Cara Menghilangkan Bekas Gatal Flu Singapura
Luka yang disebabkan oleh flu Singapura pada umumnya akan sembuh dengan sendirinya tanpa meninggalkan bekas. Namun, untuk beberapa orang, bekas luka yang menghitam dapat mengganggu penampilan. Berikut beberapa cara yang dapat dilakukan untuk menghilangkan bekas luka flu Singapura pada anak dan orang dewasa secara alami:
1. Minyak Kelapa
Minyak kelapa dapat digunakan untuk menghilangkan bekas luka dan mencegah infeksi. Oleskan minyak kelapa pada bekas luka secara teratur untuk membantu mengembalikan warna kulit yang normal.
2. Lidah Buaya
Gel lidah buaya memiliki sifat antiinflamasi dan penyembuhan yang dapat membantu mengurangi bekas luka. Potong lidah buaya dan oleskan gelnya pada bekas luka setiap hari. Biarkan selama 30 menit, lalu bilas dengan air bersih.
3. Madu
Cara lain yang dapat dicoba adalah dengan menggunakan madu sebagai masker alami. Oleskan madu pada bekas luka dan biarkan selama 15-30 menit. Kemudian bilas dengan air hangat.
4. Kencur
Kencur memiliki khasiat untuk menghilangkan bekas luka. Haluskan beberapa kencur dengan air secukupnya dan oleskan pada bekas luka setiap hari. Diamkan selama 30 menit, lalu bilas dengan air bersih.
5. Minyak Zaitun
Minyak zaitun adalah minyak alami yang dapat membantu menghilangkan bekas luka. Oleskan minyak zaitun pada bekas luka secara teratur untuk membantu mempercepat penyembuhan dan menghilangkan bekas luka.

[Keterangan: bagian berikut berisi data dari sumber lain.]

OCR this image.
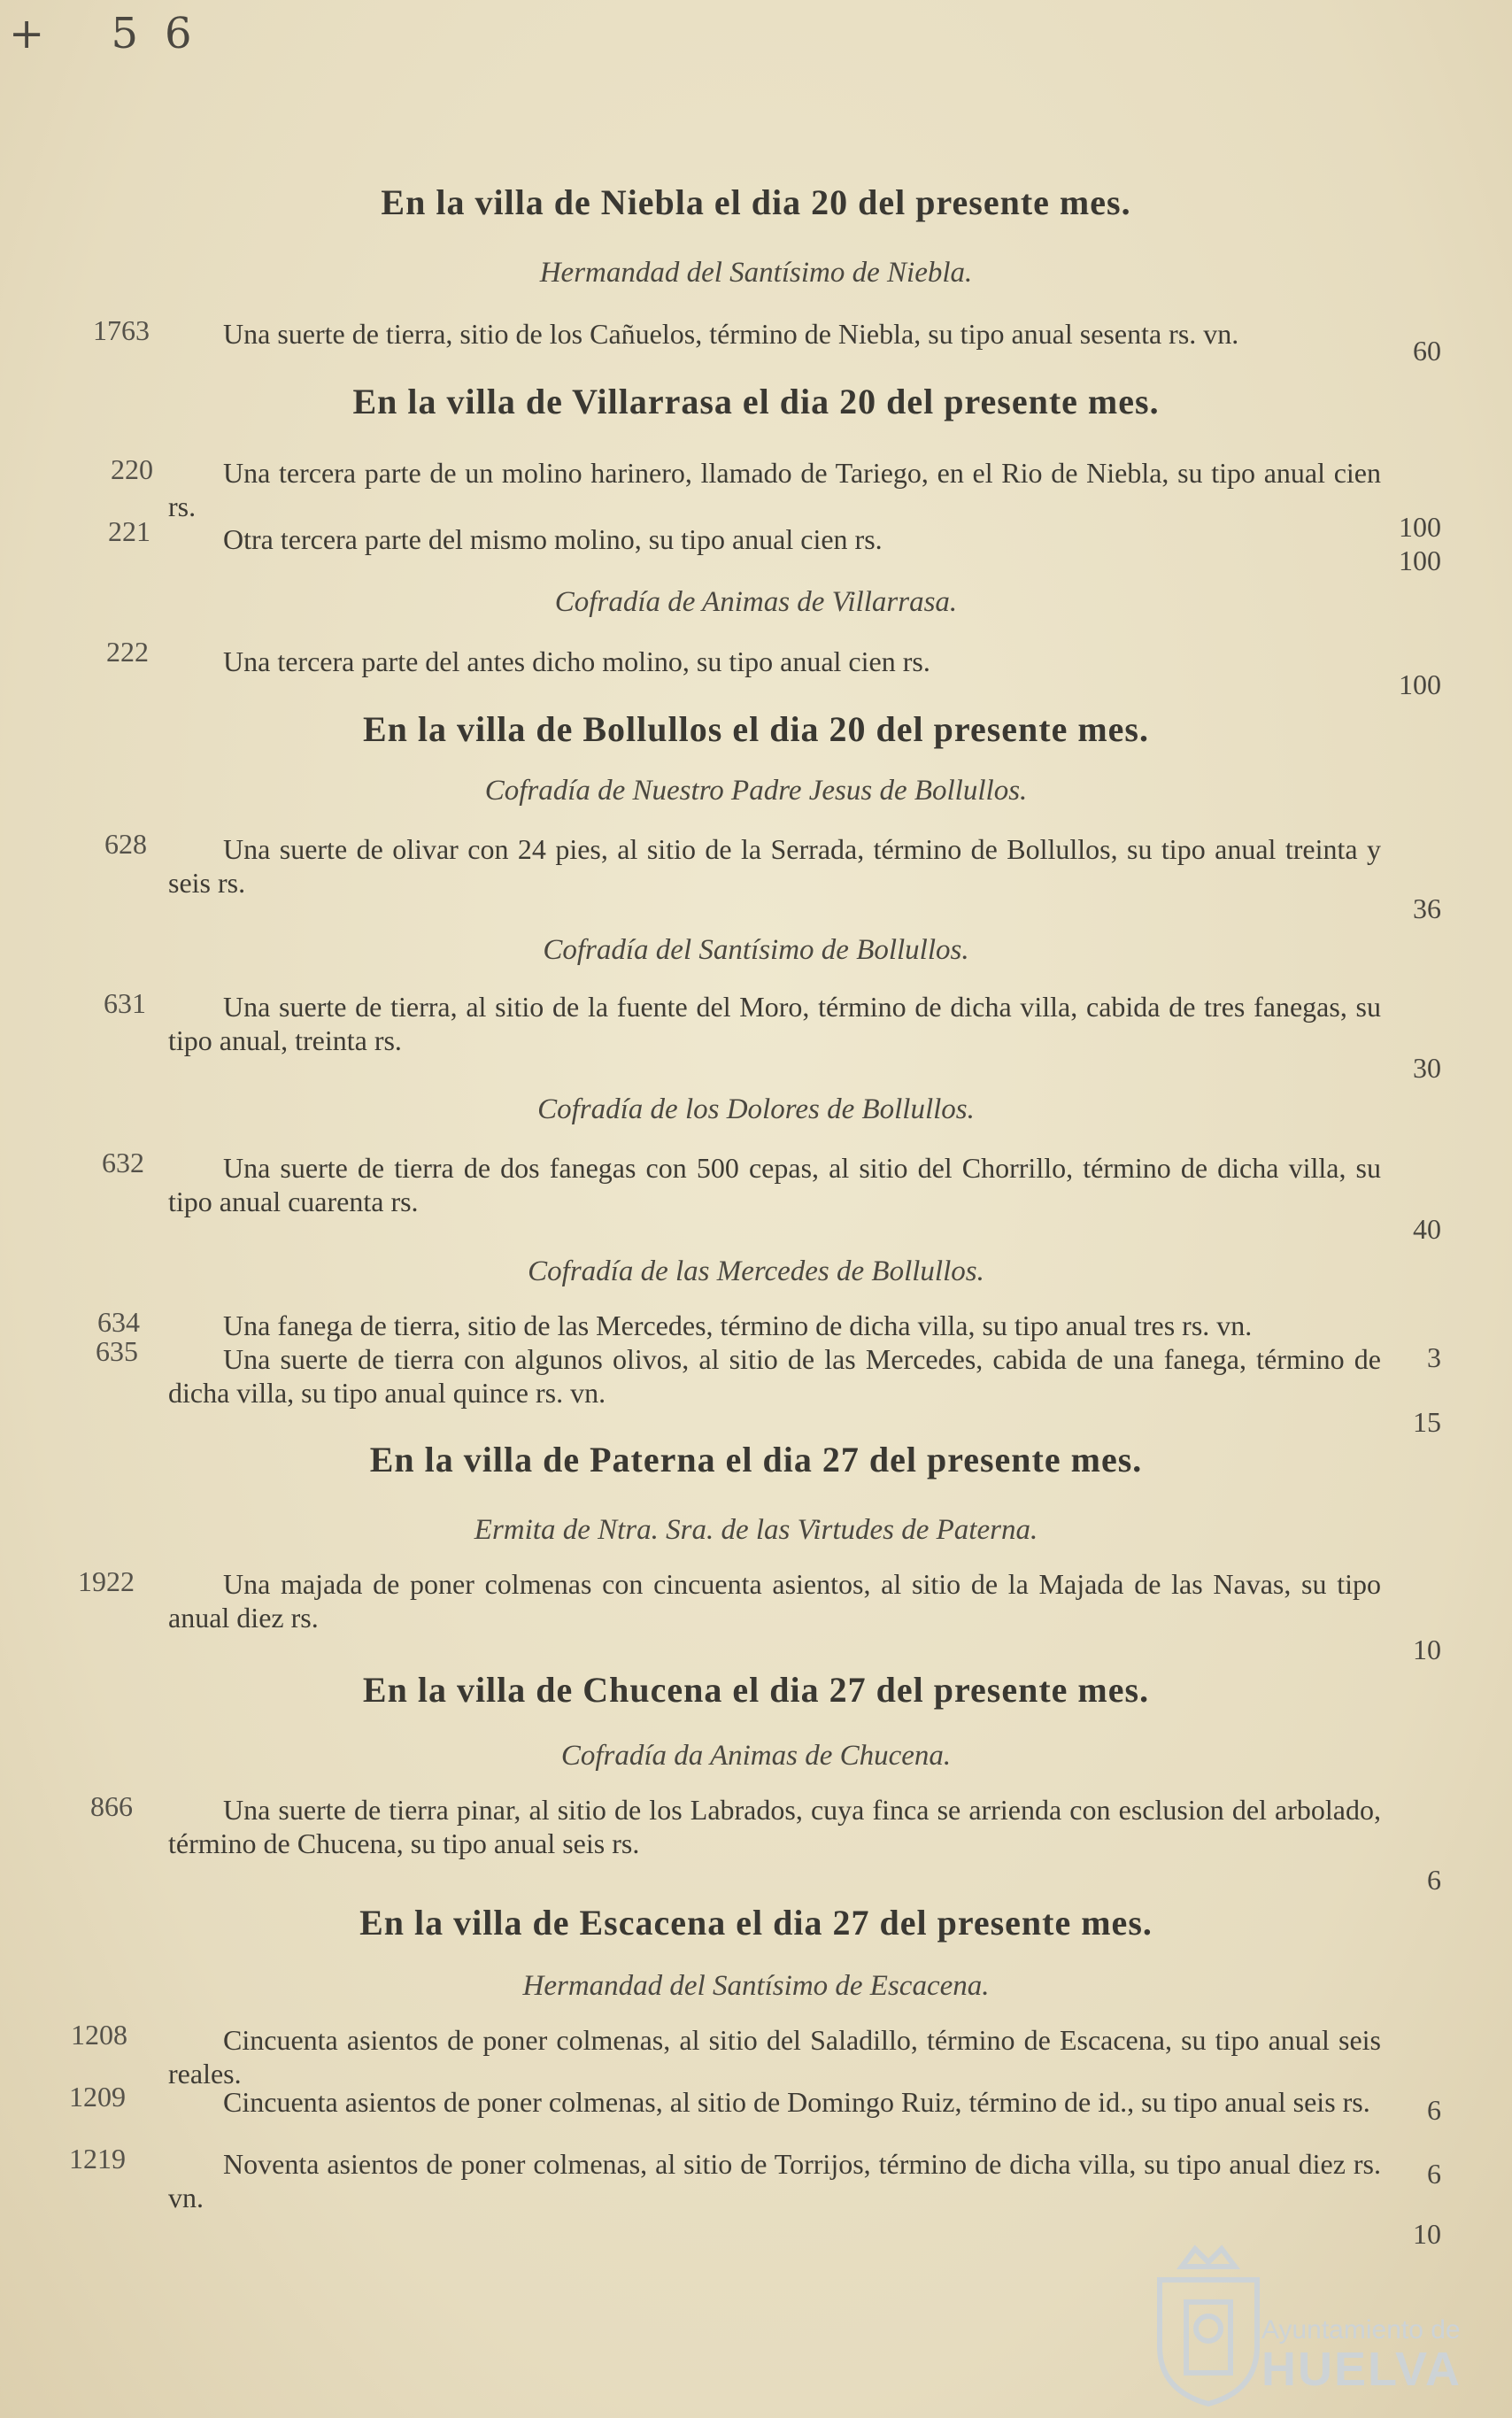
+ 56
En la villa de Niebla el dia 20 del presente mes.
Hermandad del Santísimo de Niebla.
1763	Una suerte de tierra, sitio de los Cañuelos, término de Niebla, su tipo anual sesenta rs. vn.
60
En la villa de Villarrasa el dia 20 del presente mes.
220	Una tercera parte de un molino harinero, llamado de Tariego, en el Rio de Niebla, su tipo anual cien rs.
100
221	Otra tercera parte del mismo molino, su tipo anual cien rs.
100
Cofradía de Animas de Villarrasa.
222	Una tercera parte del antes dicho molino, su tipo anual cien rs.
100
En la villa de Bollullos el dia 20 del presente mes.
Cofradía de Nuestro Padre Jesus de Bollullos.
628	Una suerte de olivar con 24 pies, al sitio de la Serrada, término de Bollullos, su tipo anual treinta y seis rs.
36
Cofradía del Santísimo de Bollullos.
631	Una suerte de tierra, al sitio de la fuente del Moro, término de dicha villa, cabida de tres fanegas, su tipo anual, treinta rs.
30
Cofradía de los Dolores de Bollullos.
632	Una suerte de tierra de dos fanegas con 500 cepas, al sitio del Chorrillo, término de dicha villa, su tipo anual cuarenta rs.
40
Cofradía de las Mercedes de Bollullos.
634	Una fanega de tierra, sitio de las Mercedes, término de dicha villa, su tipo anual tres rs. vn.
3
635	Una suerte de tierra con algunos olivos, al sitio de las Mercedes, cabida de una fanega, término de dicha villa, su tipo anual quince rs. vn.
15
En la villa de Paterna el dia 27 del presente mes.
Ermita de Ntra. Sra. de las Virtudes de Paterna.
1922	Una majada de poner colmenas con cincuenta asientos, al sitio de la Majada de las Navas, su tipo anual diez rs.
10
En la villa de Chucena el dia 27 del presente mes.
Cofradía da Animas de Chucena.
866	Una suerte de tierra pinar, al sitio de los Labrados, cuya finca se arrienda con esclusion del arbolado, término de Chucena, su tipo anual seis rs.
6
En la villa de Escacena el dia 27 del presente mes.
Hermandad del Santísimo de Escacena.
1208	Cincuenta asientos de poner colmenas, al sitio del Saladillo, término de Escacena, su tipo anual seis reales.
6
1209	Cincuenta asientos de poner colmenas, al sitio de Domingo Ruiz, término de id., su tipo anual seis rs.
6
1219	Noventa asientos de poner colmenas, al sitio de Torrijos, término de dicha villa, su tipo anual diez rs. vn.
10
Ayuntamiento de
HUELVA
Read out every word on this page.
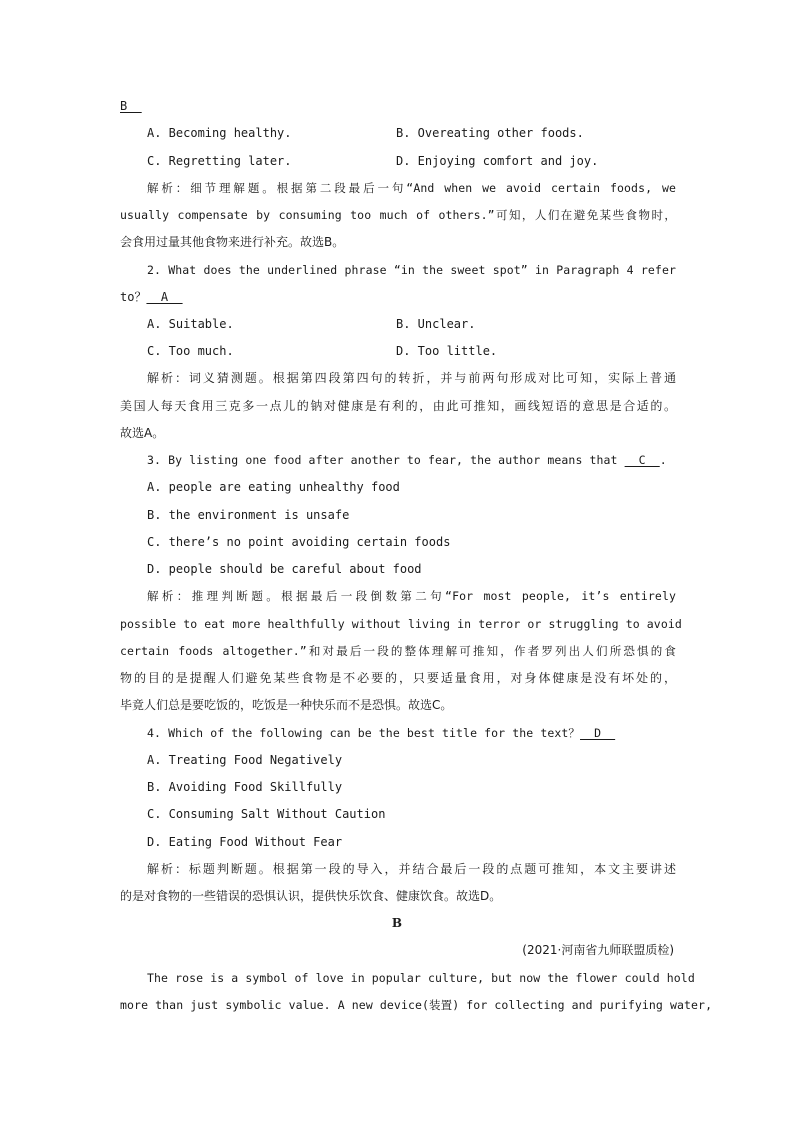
B
A. Becoming healthy.	B. Overeating other foods.
C. Regretting later.	D. Enjoying comfort and joy.
解析：细节理解题。根据第二段最后一句“And when we avoid certain foods, we
usually compensate by consuming too much of others.”可知，人们在避免某些食物时，
会食用过量其他食物来进行补充。故选B。
2. What does the underlined phrase “in the sweet spot” in Paragraph 4 refer
to？  A
A. Suitable.	B. Unclear.
C. Too much.	D. Too little.
解析：词义猜测题。根据第四段第四句的转折，并与前两句形成对比可知，实际上普通
美国人每天食用三克多一点儿的钠对健康是有利的，由此可推知，画线短语的意思是合适的。
故选A。
3. By listing one food after another to fear, the author means that   C  .
A. people are eating unhealthy food
B. the environment is unsafe
C. there’s no point avoiding certain foods
D. people should be careful about food
解析：推理判断题。根据最后一段倒数第二句“For most people, it’s entirely
possible to eat more healthfully without living in terror or struggling to avoid
certain foods altogether.”和对最后一段的整体理解可推知，作者罗列出人们所恐惧的食
物的目的是提醒人们避免某些食物是不必要的，只要适量食用，对身体健康是没有坏处的，
毕竟人们总是要吃饭的，吃饭是一种快乐而不是恐惧。故选C。
4. Which of the following can be the best title for the text？  D
A. Treating Food Negatively
B. Avoiding Food Skillfully
C. Consuming Salt Without Caution
D. Eating Food Without Fear
解析：标题判断题。根据第一段的导入，并结合最后一段的点题可推知，本文主要讲述
的是对食物的一些错误的恐惧认识，提供快乐饮食、健康饮食。故选D。
B
(2021·河南省九师联盟质检)
The rose is a symbol of love in popular culture, but now the flower could hold
more than just symbolic value. A new device(装置) for collecting and purifying water,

Dalam menghilangkan bekas luka flu Singapura, penting untuk konsisten dan memiliki kesabaran. Hasilnya mungkin tidak langsung terlihat, tetapi dengan perawatan yang rutin, bekas luka akan memudar seiring berjalannya waktu.
Kesimpulan
Flu Singapura adalah penyakit menular yang umumnya terjadi pada anak-anak. Penyakit ini ditandai oleh adanya luka atau lepuhan di mulut dan ruam pada tangan dan kaki. Sebagian besar kasus flu Singapura dapat sembuh dengan sendirinya dalam waktu kurang atau satu minggu. Salep khusus untuk flu Singapura belum ada, namun perawatan rumahan seperti pemberian obat penurun demam dan menjaga kebersihan dapat membantu meredakan gejala. Untuk mencegah penyebaran flu Singapura, penting untuk mengisolasi pengidap dan rutin mencuci tangan. Bekas luka flu Singapura dapat dihilangkan dengan menggunakan bahan-bahan alami seperti minyak kelapa, lidah buaya, madu, kencur, dan minyak zaitun. Selain itu, penting untuk mengunjungi dokter jika gejala tidak membaik atau bahkan memburuk.